Beitragvon Niko » 19.09.2007, 19:12

erstaunt und natürlich hocherfreut nehme ich zur kenntnis, dass dieses bescheidene textlerin soviel denkstoff gibt.
ich danke allen zunächst mal ganz herzlich dafür.
bitte lasst mir noch ein bischen luft bis morgen. ich hab bis jetzt einen 12 stunden arbeitstag hinter mir und muss gleich nochmal los für 3 stunden.

morgen werd ich mich etwas dezidierter äußern. versprochen.

lieben gruß: Niko

Niko

Beitragvon Niko » 20.09.2007, 21:58

so.......jetzt aber:

zunächst mal die frage an klara, ob denn mittlerweile so manches klarer geworden ist?

die zeilen hier sorgen für diskussionen:

unter einer decke stecken
tausend beweggründe
an beiden körpern
kein grund sie zu decken

vor allem die letzte. ich hätte zu decken auch mit einem ^setzen können. kein grund sie zu^decken. habe ich nicht gemacht, weil ein "zu" verlustig wäre. aber die assoziation zum zudecken sollte schon so sein. bezogen auf die beweggründe. kein grund diese beweggründe zu decken, sie auszubremsen, sie nicht zuzulassen, zu deckeln, sie zuzudecken. dieses dingsda^dach ist sicherlich nicht jedermanns geschmack. ich wollte einfach mal was neues ausprobieren. und mal ehrlich gesagt: mir gefällts irgendwie.
kurz zum mantel:
ich glaube nicht, lisa, dass decke und mantel ein widerspruch ist. ein mantel ist aus stoff. wie eine decke auch. es ist hier nicht automatisch von einem daunenbett die rede. ergo ist eine decke erstmal aus stoff. wie ein mantel. und es gibt modelle - poncho(?) - die sind nicht wirklich sehr unterscheidbar von einer decke. bis auf die nähte unterm arm. aber der mantel soll mehr das wohlfühlen, den schutz, geborgenheit darstellen. decken sind da ja auch fast geeignet.

ich weiß, dass unsterblichkeit ein großes wort ist. aber es gibt momente im leben, wo man sich genau so fühlt. auch physisch. und diese momente bleiben dann auch. und für die dauer eines lebens sind sie unsterblich. - daran ist dann auch zu erkennen, das "unsterblichkeit" ein sehr relativer begriff ist.

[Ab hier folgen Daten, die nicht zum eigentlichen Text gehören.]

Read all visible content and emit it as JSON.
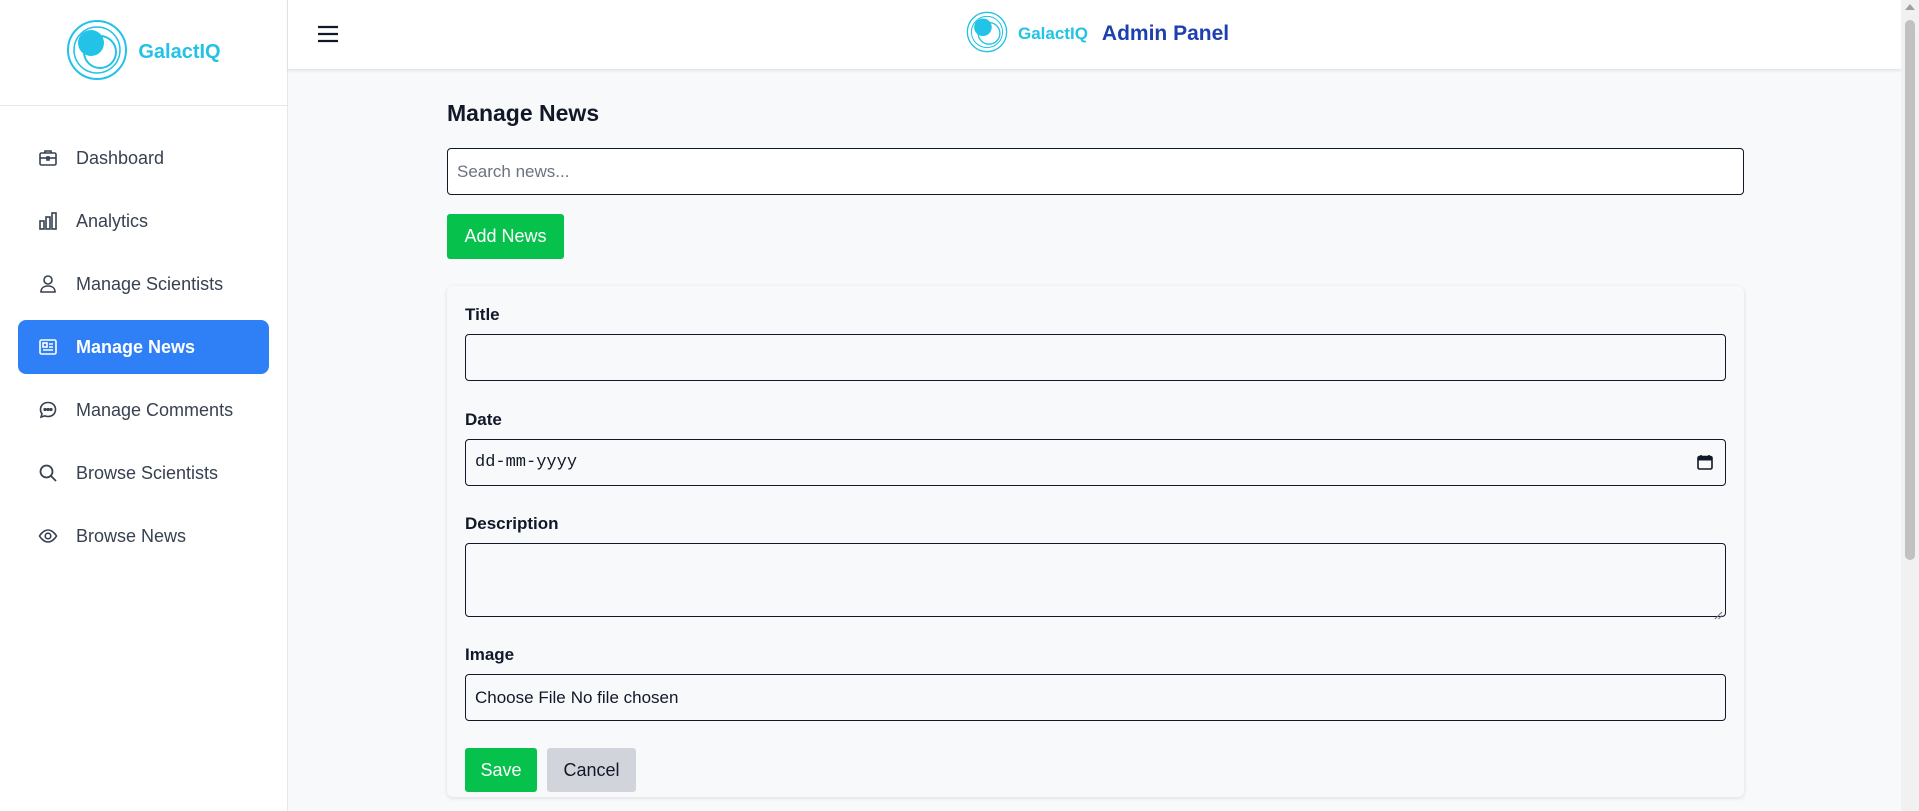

ich danke euch allen ganz sehr viel herzlich ;-)

lieben gruß: Niko
PS: sollte ich was ausgelassen, übersehen oder schlicht verschwiegen haben, dann bitte nachhaken!

Klara
Beiträge: 4508
Registriert: 23.10.2006

Beitragvon Klara » 20.09.2007, 23:24

Hallo Niko,

ich beginne zu begreifen...

(bilde ich mir zumindest ein)

Das Dach leuchtet mir ein bisschen ein.

Aber die Unsterblichkeit nicht.
daran ist dann auch zu erkennen, das "unsterblichkeit" ein sehr relativer begriff ist.
Unsterblichkeit ist eben kein relativer Begriff. Es sei denn, du relativierst den Tod, und das wäre eine Lüge.

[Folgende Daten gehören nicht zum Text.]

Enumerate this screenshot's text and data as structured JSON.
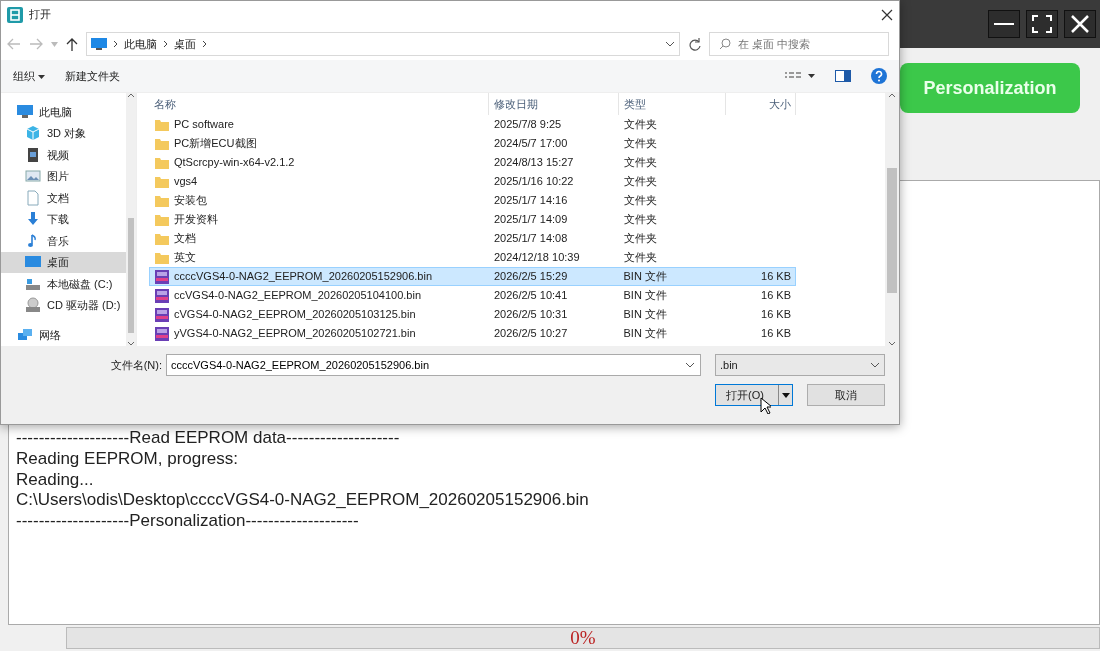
{
  "app": {
    "action_button": "Personalization",
    "log_lines": [
      "--------------------Read EEPROM data--------------------",
      "Reading EEPROM, progress:",
      "Reading...",
      "C:\\Users\\odis\\Desktop\\ccccVGS4-0-NAG2_EEPROM_20260205152906.bin",
      "--------------------Personalization--------------------"
    ],
    "progress": {
      "level": 0,
      "reading": "0%"
    }
  },
  "dialog": {
    "title": "打开",
    "breadcrumb": [
      "此电脑",
      "桌面"
    ],
    "search": {
      "placeholder": "在 桌面 中搜索"
    },
    "toolbar": [
      {
        "label": "组织",
        "kind": "menu"
      },
      {
        "label": "新建文件夹",
        "kind": "plain"
      }
    ],
    "nav": [
      {
        "label": "此电脑",
        "kind": "computer",
        "selected": false,
        "children": [
          {
            "label": "3D 对象",
            "kind": "cube",
            "selected": false
          },
          {
            "label": "视频",
            "kind": "video",
            "selected": false
          },
          {
            "label": "图片",
            "kind": "picture",
            "selected": false
          },
          {
            "label": "文档",
            "kind": "document",
            "selected": false
          },
          {
            "label": "下载",
            "kind": "download",
            "selected": false
          },
          {
            "label": "音乐",
            "kind": "music",
            "selected": false
          },
          {
            "label": "桌面",
            "kind": "desktop",
            "selected": true
          },
          {
            "label": "本地磁盘 (C:)",
            "kind": "disk",
            "selected": false
          },
          {
            "label": "CD 驱动器 (D:)",
            "kind": "cd",
            "selected": false
          }
        ]
      },
      {
        "label": "网络",
        "kind": "network",
        "selected": false
      }
    ],
    "columns": [
      "名称",
      "修改日期",
      "类型",
      "大小"
    ],
    "files": [
      {
        "kind": "folder",
        "name": "PC software",
        "date": "2025/7/8 9:25",
        "type": "文件夹",
        "selected": false
      },
      {
        "kind": "folder",
        "name": "PC新增ECU截图",
        "date": "2024/5/7 17:00",
        "type": "文件夹",
        "selected": false
      },
      {
        "kind": "folder",
        "name": "QtScrcpy-win-x64-v2.1.2",
        "date": "2024/8/13 15:27",
        "type": "文件夹",
        "selected": false
      },
      {
        "kind": "folder",
        "name": "vgs4",
        "date": "2025/1/16 10:22",
        "type": "文件夹",
        "selected": false
      },
      {
        "kind": "folder",
        "name": "安装包",
        "date": "2025/1/7 14:16",
        "type": "文件夹",
        "selected": false
      },
      {
        "kind": "folder",
        "name": "开发资料",
        "date": "2025/1/7 14:09",
        "type": "文件夹",
        "selected": false
      },
      {
        "kind": "folder",
        "name": "文档",
        "date": "2025/1/7 14:08",
        "type": "文件夹",
        "selected": false
      },
      {
        "kind": "folder",
        "name": "英文",
        "date": "2024/12/18 10:39",
        "type": "文件夹",
        "selected": false
      },
      {
        "kind": "file",
        "name": "ccccVGS4-0-NAG2_EEPROM_20260205152906.bin",
        "date": "2026/2/5 15:29",
        "type": "BIN 文件",
        "size": "16 KB",
        "selected": true
      },
      {
        "kind": "file",
        "name": "ccVGS4-0-NAG2_EEPROM_20260205104100.bin",
        "date": "2026/2/5 10:41",
        "type": "BIN 文件",
        "size": "16 KB",
        "selected": false
      },
      {
        "kind": "file",
        "name": "cVGS4-0-NAG2_EEPROM_20260205103125.bin",
        "date": "2026/2/5 10:31",
        "type": "BIN 文件",
        "size": "16 KB",
        "selected": false
      },
      {
        "kind": "file",
        "name": "yVGS4-0-NAG2_EEPROM_20260205102721.bin",
        "date": "2026/2/5 10:27",
        "type": "BIN 文件",
        "size": "16 KB",
        "selected": false
      }
    ],
    "filename_label": "文件名(N):",
    "filename": "ccccVGS4-0-NAG2_EEPROM_20260205152906.bin",
    "filter": ".bin",
    "buttons": [
      {
        "label": "打开(O)",
        "kind": "split"
      },
      {
        "label": "取消",
        "kind": "plain"
      }
    ]
  }
}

Lieber Gruß, und dank dir für die Erleuchtungsversuche ,-)

Klara

Niko

Beitragvon Niko » 21.09.2007, 05:27

hey klara!
ich habe nicht versucht zu erleuchten. vielmehr waren es ja elsa & co die dir den weg der erkenntnis wiesen :pfeifen: ommmmmmmmmmmmmmm.

Aber die Unsterblichkeit nicht.
Zitat:
daran ist dann auch zu erkennen, das "unsterblichkeit" ein sehr relativer begriff ist.
Unsterblichkeit ist eben kein relativer Begriff. Es sei denn, du relativierst den Tod, und das wäre eine Lüge.
jau..........der tod ist eh ne relative sache. noch mehr, als es die unsterblichkeit je sein könnte. zu bachs zeiten galt der tod als die höchste stufe des lebens oder daseins, wenn du willst.


lieben gruß: Niko

erkenntnis des tages: alles im leben ist relativ...

Klara
Beiträge: 4508
Registriert: 23.10.2006

Beitragvon Klara » 21.09.2007, 10:48

erkenntnis des tages: alles im leben ist relativ...

aber nichts im tod. der tod ist absolut (das ist das gegenteil von relativ, ein anderes Gegenteil wäre "beziehungslos").

Tot ist tot, da hilf auch kein Meditieren.

Lasset uns also leben, solange es uns vergönnt ist.

Omm, Hugh, Amen und Basta
Klara

Niko

Beitragvon Niko » 21.09.2007, 12:59

ich glaube, klara, das ist eine philosophische frage. tod ist doch eigentlich erst der anfang ich glaube nicht an die entgültigkeit des todes. danach geht es heiter weiter. in welcher form auch immer. vielleicht als kamel (weil ich es verpasst habe, im letzten leben eindeutige texte zu schreiben) oder als glücklicher besitzer eines ausgiebigen mars-grundstücks, zu dem ich dann an den wochenenden mal immer hinfliege (dauert dann nur knapp vier stunden. haltestelle mars-süd, planquadrat 7"DEM -DL03771". - mare nikodemus ;-) )
tod hat für mich nichts absolutes.
lieben gruß: Niko

Klara
Beiträge: 4508
Registriert: 23.10.2006

Beitragvon Klara » 21.09.2007, 13:33

ich glaube, klara, das ist eine philosophische frage.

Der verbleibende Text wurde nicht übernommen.